A drunkard man takes a step forward with probability 0.6 and takes a step backwards with probability 0.4. He takes 9 steps in all. Find the probability that he is just one step away from the initial point. Do you think drinking habits can ruin one’s family life?

Answer 1

Hint: Use the binomial distribution formula \[q = 1 - p\], where \[q\]is the probability of failure, and \[p\]is the probability of success.
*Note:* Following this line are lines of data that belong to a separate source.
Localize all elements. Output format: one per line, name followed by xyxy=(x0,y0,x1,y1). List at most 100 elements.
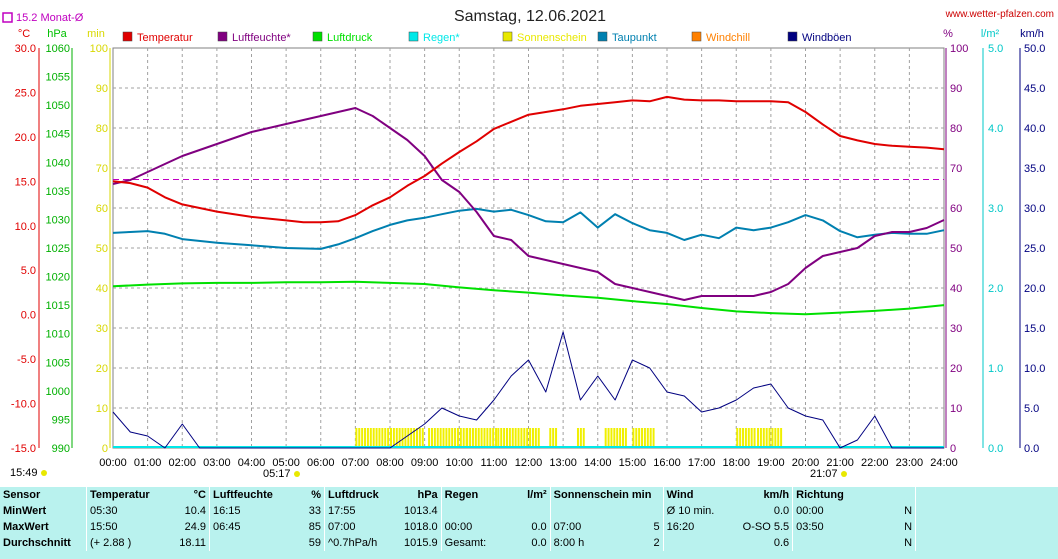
sunshine-bar xyxy=(433,428,436,448)
press-value: 1015.9 xyxy=(404,537,438,549)
sunshine-bar xyxy=(616,428,619,448)
sunshine-tick-label: 30 xyxy=(96,323,108,335)
stats-table: Sensor Temperatur °C Luftfeuchte % Luftd… xyxy=(0,487,1053,551)
sun-value: 5 xyxy=(653,521,660,533)
sunrise-label: 05:17 xyxy=(263,468,291,480)
sunshine-bar xyxy=(390,428,392,448)
sunshine-bar xyxy=(448,428,451,448)
x-tick-label: 23:00 xyxy=(896,457,924,469)
temp-tick-label: 25.0 xyxy=(15,87,36,99)
sunshine-bar xyxy=(486,428,489,448)
stats-header-row: Sensor Temperatur °C Luftfeuchte % Luftd… xyxy=(0,487,1053,503)
sunshine-bar xyxy=(375,428,378,448)
legend-label: Taupunkt xyxy=(612,32,657,44)
hdr-rain-unit: l/m² xyxy=(527,489,547,501)
sunshine-bar xyxy=(768,428,771,448)
hdr-wind: Wind xyxy=(662,487,740,503)
pressure-tick-label: 1025 xyxy=(46,243,70,255)
sunshine-bar xyxy=(610,428,613,448)
sunshine-bar xyxy=(508,428,511,448)
stats-blank-col xyxy=(915,519,1053,535)
legend-swatch xyxy=(408,31,419,42)
press-time: 07:00 xyxy=(324,519,401,535)
sunshine-bar xyxy=(415,428,418,448)
temp-tick-label: 30.0 xyxy=(15,43,36,55)
legend-swatch xyxy=(502,31,513,42)
legend-label: Luftdruck xyxy=(327,32,373,44)
sunshine-bar xyxy=(576,428,579,448)
wind-tick-label: 25.0 xyxy=(1024,243,1045,255)
sunshine-bar xyxy=(780,428,783,448)
sunshine-bar xyxy=(378,428,381,448)
sun-time xyxy=(549,503,635,519)
stats-blank-col xyxy=(915,535,1053,551)
humidity-tick-label: 50 xyxy=(950,243,962,255)
sunshine-bar xyxy=(641,428,644,448)
humidity-tick-label: 40 xyxy=(950,283,962,295)
site-url: www.wetter-pfalzen.com xyxy=(945,9,1054,20)
dir-value: N xyxy=(904,537,913,549)
temp-tick-label: -15.0 xyxy=(11,443,36,455)
stats-row-min: MinWert 05:30 10.4 16:15 33 17:55 1013.4… xyxy=(0,503,1053,519)
sunshine-tick-label: 20 xyxy=(96,363,108,375)
pressure-tick-label: 1030 xyxy=(46,214,70,226)
sunshine-tick-label: 60 xyxy=(96,203,108,215)
wind-tick-label: 35.0 xyxy=(1024,163,1045,175)
sunshine-bar xyxy=(398,428,401,448)
hdr-sun: Sonnenschein min xyxy=(549,487,664,503)
x-tick-label: 17:00 xyxy=(688,457,716,469)
hdr-temp: Temperatur xyxy=(86,487,163,503)
sunshine-bar xyxy=(355,428,358,448)
sunshine-tick-label: 40 xyxy=(96,283,108,295)
hdr-hum-unit: % xyxy=(311,489,321,501)
wind-tick-label: 20.0 xyxy=(1024,283,1045,295)
temp-time: 05:30 xyxy=(86,503,163,519)
sunshine-bar xyxy=(523,428,526,448)
dir-value: N xyxy=(904,505,913,517)
sunshine-bar xyxy=(750,428,753,448)
pressure-tick-label: 990 xyxy=(52,443,70,455)
sunshine-bar xyxy=(401,428,404,448)
hdr-press: Luftdruck xyxy=(324,487,401,503)
sunshine-bar xyxy=(514,428,517,448)
sunshine-bar xyxy=(517,428,520,448)
wind-tick-label: 30.0 xyxy=(1024,203,1045,215)
sunshine-bar xyxy=(421,428,424,448)
monthly-avg-label: 15.2 Monat-Ø xyxy=(16,12,84,24)
x-tick-label: 10:00 xyxy=(445,457,473,469)
wind-value: O-SO 5.5 xyxy=(742,521,790,533)
series-line-taupunkt xyxy=(112,207,945,250)
sunshine-bar xyxy=(381,428,384,448)
dir-time xyxy=(792,535,860,551)
press-value: 1013.4 xyxy=(404,505,438,517)
hum-value: 85 xyxy=(308,521,321,533)
monthly-avg-marker-icon xyxy=(2,12,13,23)
sunshine-bar xyxy=(762,428,765,448)
humidity-tick-label: 80 xyxy=(950,123,962,135)
pressure-tick-label: 1020 xyxy=(46,272,70,284)
wind-time: 16:20 xyxy=(662,519,740,535)
humidity-tick-label: 90 xyxy=(950,83,962,95)
sunshine-bar xyxy=(646,428,649,448)
rain-tick-label: 2.0 xyxy=(988,283,1003,295)
sunshine-bar xyxy=(418,428,421,448)
stats-panel: Sensor Temperatur °C Luftfeuchte % Luftd… xyxy=(0,487,1058,559)
sunshine-tick-label: 10 xyxy=(96,403,108,415)
x-tick-label: 12:00 xyxy=(515,457,543,469)
legend-label: Windböen xyxy=(802,32,852,44)
sunshine-bar xyxy=(451,428,454,448)
hdr-dir-val xyxy=(859,487,916,503)
hum-time: 16:15 xyxy=(209,503,296,519)
sunshine-tick-label: 90 xyxy=(96,83,108,95)
x-tick-label: 13:00 xyxy=(549,457,577,469)
temp-tick-label: 10.0 xyxy=(15,221,36,233)
legend-swatch xyxy=(122,31,133,42)
chart-title: Samstag, 12.06.2021 xyxy=(454,8,606,25)
pressure-tick-label: 1060 xyxy=(46,43,70,55)
sunset-label: 21:07 xyxy=(810,468,838,480)
rain-tick-label: 0.0 xyxy=(988,443,1003,455)
sunshine-bar xyxy=(619,428,622,448)
sunshine-bar xyxy=(529,428,532,448)
sunshine-bar xyxy=(652,428,655,448)
wind-time: Ø 10 min. xyxy=(662,503,740,519)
The binomial distribution is the probability of success or failure outcome in an experiment or survey that is repeated multiple times.
A binomial experiment is applicable when the experiment consists of ‘n’ identical trials; each trial results in two outcomes, either success or failure, the probability of success remain the same from trial to trial, and n trials are independent.

Complete step-by-step answer:
Given he takes 9 steps in all
We need to find the probability when he is one step away from the initial position, and this can be backward or the forward
Let a step forward be success rate given for one step as \[p = 0.4 = \dfrac{4}{{10}} = \dfrac{2}{5}\]
And backward step be a failure given for one step as \[q = 0.6 = \dfrac{6}{{10}} = \dfrac{3}{5}\]
The man takes 9 steps in all which can be either 5 steps forward and 4 steps backwards or 4 steps forward and 5 steps backwards,
Hence the required probability will be \[P = {}^9{C_5}{p^5}{q^4} + {}^9{C_4}{p^4}{q^5}\]
By solving
\[
  P = {}^9{C_5}{p^5}{q^4} + {}^9{C_4}{p^4}{q^5} \\
   = {}^9{C_5}{\left( {\dfrac{2}{5}} \right)^5}{\left( {\dfrac{3}{5}} \right)^4} + {}^9{C_4}{\left( {\dfrac{2}{5}} \right)^4}{\left( {\dfrac{3}{6}} \right)^5} \\
   = \dfrac{{9!}}{{4!5!}}\left( {\dfrac{{2.2.2.2.2}}{{5.5.5.5.5}}} \right)\left( {\dfrac{{3.3.3.3}}{{5.5.5.5}}} \right) + \dfrac{{9!}}{{4!5!}}\left( {\dfrac{{2.2.2.2}}{{5.5.5.5}}} \right)\left( {\dfrac{{3.3.3.3.3}}{{5.5.5.5.3}}} \right) \\
   = \dfrac{{9!}}{{4!5!}}\left[ {\left( {\dfrac{{2.2.2.2.2}}{{5.5.5.5.5}}} \right)\left( {\dfrac{{3.3.3.3}}{{5.5.5.5}}} \right) + \left( {\dfrac{{2.2.2.2}}{{5.5.5.5}}} \right)\left( {\dfrac{{3.3.3.3.3}}{{5.5.5.5.3}}} \right)} \right] \\
 \]
By further solving we get
\[
  P = \dfrac{{9!}}{{4!5!}}\left[ {\left( {\dfrac{{2.2.2.2.2}}{{5.5.5.5.5}}} \right)\left( {\dfrac{{3.3.3.3}}{{5.5.5.5}}} \right) + \left( {\dfrac{{2.2.2.2}}{{5.5.5.5}}} \right)\left( {\dfrac{{3.3.3.3.3}}{{5.5.5.5.3}}} \right)} \right] \\
   = \dfrac{{9.8.7.6}}{{4.3.2.1}}\left[ {\dfrac{{32}}{{3125}} \times \dfrac{{81}}{{635}} + \dfrac{{16}}{{635}} \times \dfrac{{243}}{{3125}}} \right] \\
   = 9.4.7\left[ {\dfrac{{2592 + 3888}}{{3125 \times 635}}} \right] \\
   = 252 \times \dfrac{{6480}}{{1984375}} \\
   = 0.8 \\
 \]
Hence the probability he is one step away after taking 9 steps \[ = 0.8\]

Note: Students are advised to be clear while selecting the value of the probability of success (p) and the probability of failure (q) and use them wisely as they vary for each question.